Edgar’s random madness is where Lear’s awakening conscience and awareness of the world is taken to next. Gavin Fowler managed these mad speeches admirably. They are fiendishly difficult because almost completely nonsensical. Edgar is using the words as a disguise, a jumble of craziness, which muddies sense and throws people off the scent of who he may really be as effectively as the mud plastering his face and limbs. I particularly admired the way Edgar in this production reacted every time his father, Gloucester, came in, with frenzies and twitches, all designed to keep his face from being recognised.

The main plaudits must go to Michael Pennington, whose Lear was a towering performance throughout. His irascibility at the beginning already had the seeds of unreason surfacing through it; the whole arc of Lear’s life-on-stage was a masterly trajectory through dementia. Having recently lost my mother to Alzheimers, I recognised the fits of anger and aggression, the fear and the sad vacant-eyed portrait of lost wits in the scene where Lear is pushed in on a wheelchair. Tears pricked my eyes at moments where I had never felt sorrow in previous productions. This Lear took us, the audience, with him and we were all firmly on his side.

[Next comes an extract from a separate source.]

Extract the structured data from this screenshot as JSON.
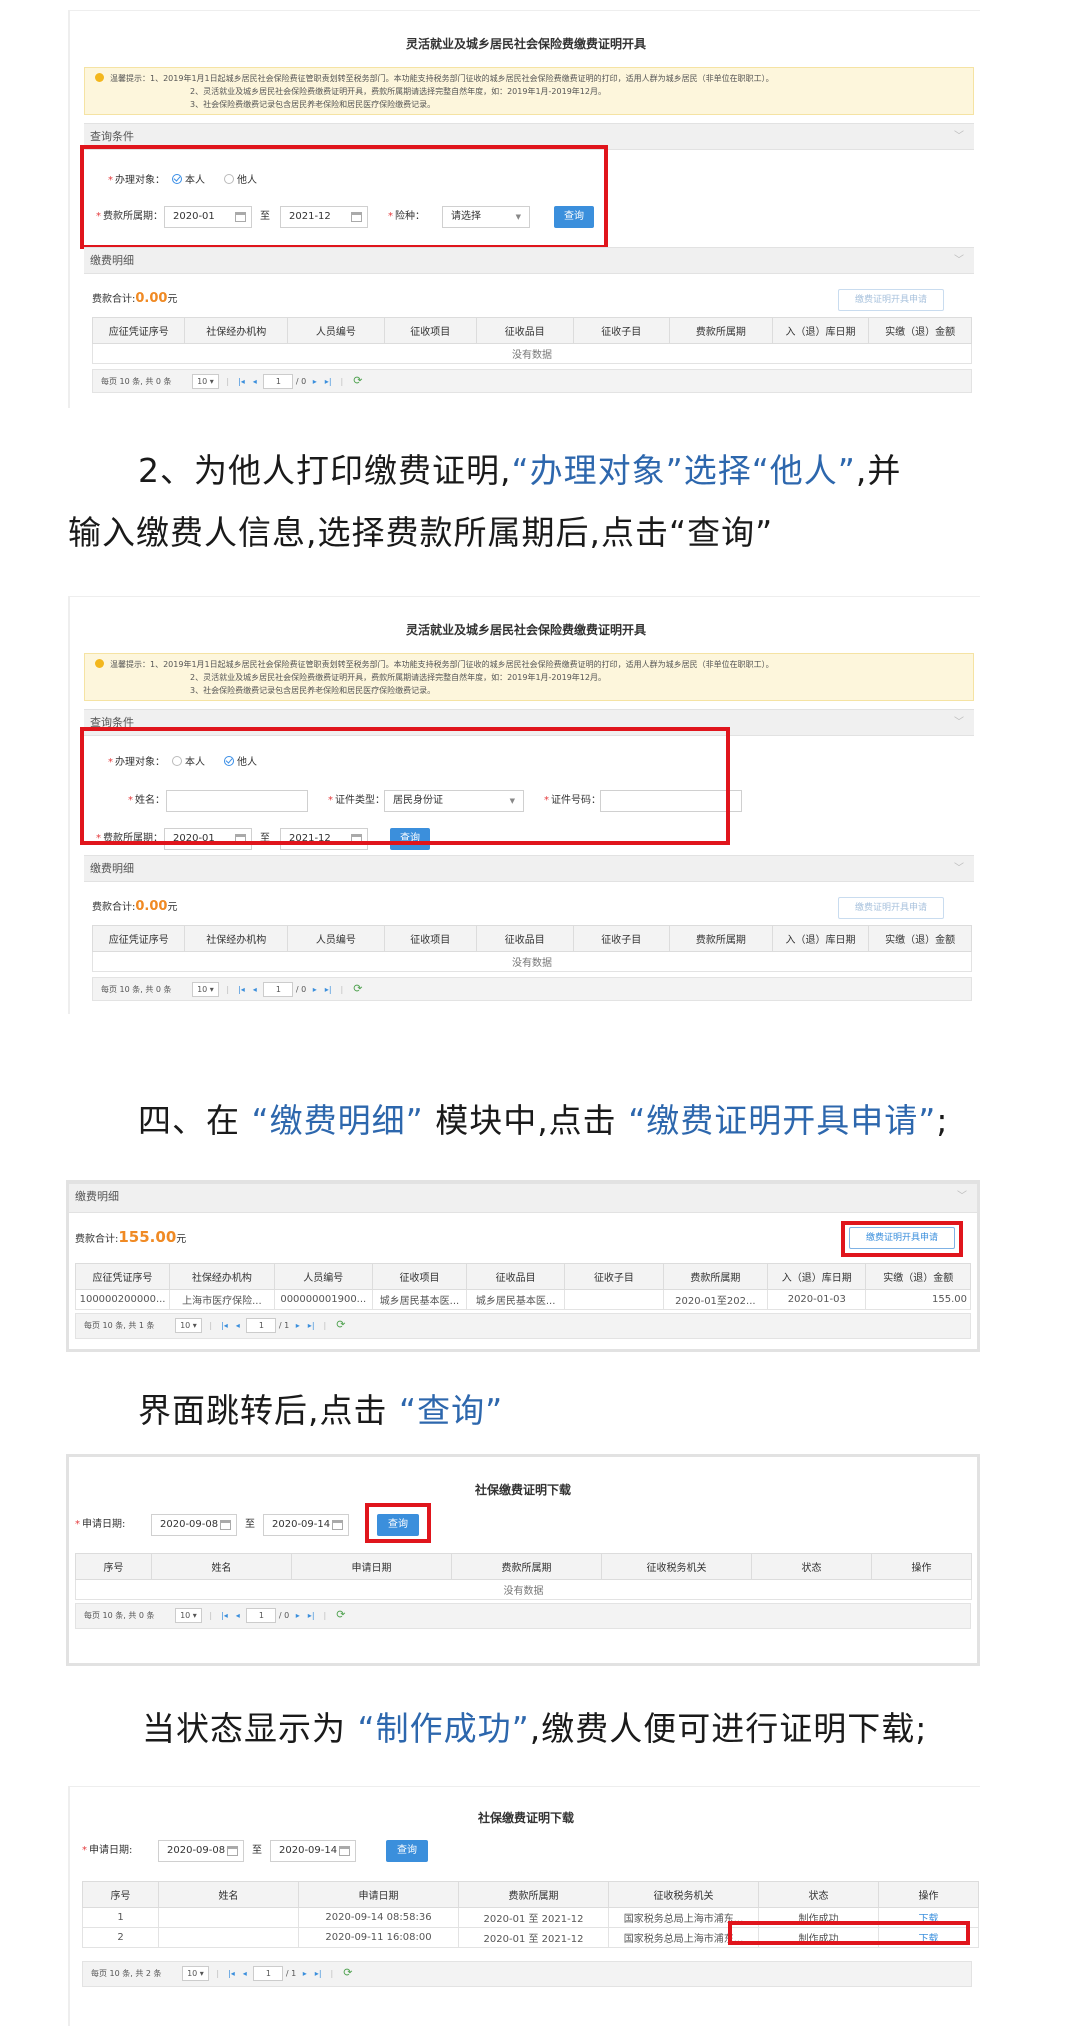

Every thought process was clearly shown – the knitting together of disparate images or ideas popping into his head – so that we saw how his mind worked, how his obsessions surfaced in different random ways – to make perfect sense. Thank you Mr Pennington.

The themes of sight/blindness, folly/wisdom were pointed clearly too. And [not for the first time] I was again struck by the extraordinary archetypes the play offers us, Beckett-like in their unforgettability. The Fool, the Beggar, the Blind Man,thrown together in a surreal landscape,  stamp themselves on our consciousness and haunt our dreams.  I am so very glad to have seen a King Lear that feeds into that imagery and reminds me of it. I shall remember it for a long time.